Mokhosi is clearly correct in that harsh sentences could at least be considered if they are convicted, since the charge sheets include counts of murder, attempted murder, conspiracy to murder, aiding and abetting murder, aggravated assault, damage to property and theft. But in his view the alleged involvement of the executive means a guilty finding is intended and was all but assured.

In his affidavit, Mokhosi adds that while they have nothing against the individual judges, the way in which they had been appointed led to the conclusion “that they were appointed specifically for a particular result”.

The 16 attached affidavits by the country’s Chief Justice, Nthomeng Majara (currently suspended by the government), and the Prime Minister, Tom Thabane, among others, in support of their claims. But these affidavits were not made in relation to Mokhosi’s case: rather, they were filed in relation to a completely different case. This point turned out to be crucial in the attempt to have Hungwe barred from presiding over Mokhosi’s trial. Judges Nomngcongo, Molete and Mokhesi who heard the application, agreed that they were little use in the matter since they were filed in relation to a completely different case and the links, if any, to the application by Mokhosi and his co-accused, were not established by the 16.

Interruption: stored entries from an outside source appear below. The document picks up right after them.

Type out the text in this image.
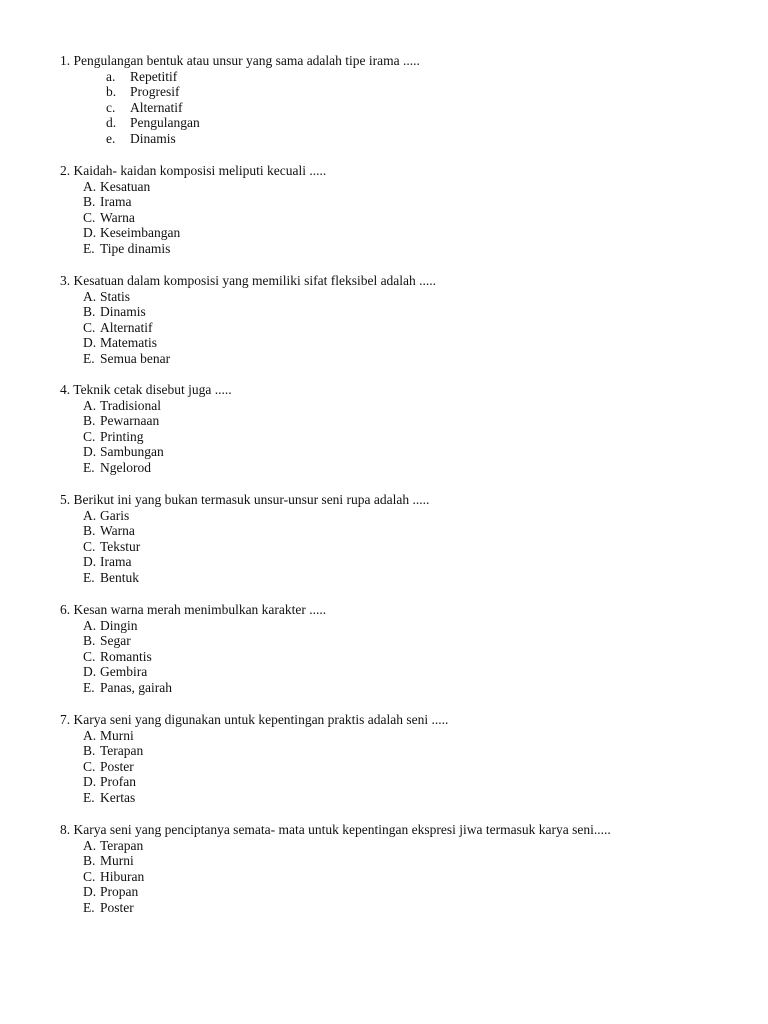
1. Pengulangan bentuk atau unsur yang sama adalah tipe irama .....
a. Repetitif
b. Progresif
c. Alternatif
d. Pengulangan
e. Dinamis
2. Kaidah- kaidan komposisi meliputi kecuali .....
A. Kesatuan
B. Irama
C. Warna
D. Keseimbangan
E. Tipe dinamis
3. Kesatuan dalam komposisi yang memiliki sifat fleksibel adalah .....
A. Statis
B. Dinamis
C. Alternatif
D. Matematis
E. Semua benar
4. Teknik cetak disebut juga .....
A. Tradisional
B. Pewarnaan
C. Printing
D. Sambungan
E. Ngelorod
5. Berikut ini yang bukan termasuk unsur-unsur seni rupa adalah .....
A. Garis
B. Warna
C. Tekstur
D. Irama
E. Bentuk
6. Kesan warna merah menimbulkan karakter .....
A. Dingin
B. Segar
C. Romantis
D. Gembira
E. Panas, gairah
7. Karya seni yang digunakan untuk kepentingan praktis adalah seni .....
A. Murni
B. Terapan
C. Poster
D. Profan
E. Kertas
8. Karya seni yang penciptanya semata- mata untuk kepentingan ekspresi jiwa termasuk karya seni.....
A. Terapan
B. Murni
C. Hiburan
D. Propan
E. Poster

The attorney general, who is a member of the JSC, opposed Mokhosi’s application. He explained that after the political disturbances in August 2014, a commission of inquiry recommended that members Lesotho’s defence force, implicated in certain human rights atrocities, should stand trial and should be prosecuted “using best international standards”. As a result, more than 40 defence force members were to be prosecuted in eight cases, including those to be heard by Hungwe.

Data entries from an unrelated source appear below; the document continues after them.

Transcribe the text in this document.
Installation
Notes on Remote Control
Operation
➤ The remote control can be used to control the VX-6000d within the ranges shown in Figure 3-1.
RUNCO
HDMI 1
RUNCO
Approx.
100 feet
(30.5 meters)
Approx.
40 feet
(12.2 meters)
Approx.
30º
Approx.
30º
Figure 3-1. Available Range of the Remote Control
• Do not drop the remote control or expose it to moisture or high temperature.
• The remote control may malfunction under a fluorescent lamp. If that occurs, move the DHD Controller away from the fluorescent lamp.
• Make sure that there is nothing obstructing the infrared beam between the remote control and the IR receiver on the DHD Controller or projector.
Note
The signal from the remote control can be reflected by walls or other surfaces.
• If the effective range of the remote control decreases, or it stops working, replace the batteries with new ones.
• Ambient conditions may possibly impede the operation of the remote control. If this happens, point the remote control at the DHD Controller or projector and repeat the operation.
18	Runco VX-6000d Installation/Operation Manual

The attorney general said that the local judiciary could not manage the additional load. Also, in view of “political volatility”, there was a widespread view that local judges might not be seen as independent or impartial in dealing with the people implicated in the cases.

This led the government to approach the Southern African Development Community (SADC) with a request for judges to be seconded to Lesotho to hear the cases. Before SADC was approached, however, government consulted the Chief Justice about bringing in foreign judges and she endorsed the plan, subject to the JSC approving the individual judges proposed. SADC then accepted the proposal and the recruitment process began. The JSC considered the names of interested judges from other SADC countries, and eventually some were recommended to the King for appointment, including Hungwe.

The AG argued that these facts clearly showed that the executive arm of Lesotho did not “interfere” with the independence of the judiciary on this matter, but rather merely triggered the recruitment process which was then left to the JSC to manage.

In considering the case made out by Mokhosi and the other applicants, the court strongly disapproved of their strategy including the slurs against Hungwe and other foreign judges yet to be appointed. The court says Mokhosi’s “virulence” then “spills over” to involve the deputy registrar whom Mokhosi describes as a political activist sympathizing with the ruling party.

“These unfortunate broadsides against judges, Justice Hungwe … and the deputy registrar, are deplorable. It is regrettable that such a scandalous and vexatious matter was allowed to find its way into an affidavit,” said the court, with the judges further criticizing Mokhosi for making “scurrilous allegations”.

The court ruled that when the government approached its development partners and SADC about funding for the cases it was acting constitutionally and was enabling the courts to deal effectively with the pending trials.

The court was urged to award costs at a punitive scale but it declined to do so, dismissing the application with no order as to costs.

What does this mean? At the very least, and leaving aside the possibility of an appeal, it could mean that the long-awaited, politically sensitive trials might now actually begin. For the sake of the country and the rule of law it is important that they should go ahead. The impression has been created for some time that police and members of the defence force enjoy impunity in Lesotho, and these trials are critically important if confidence in the security forces is to be restored.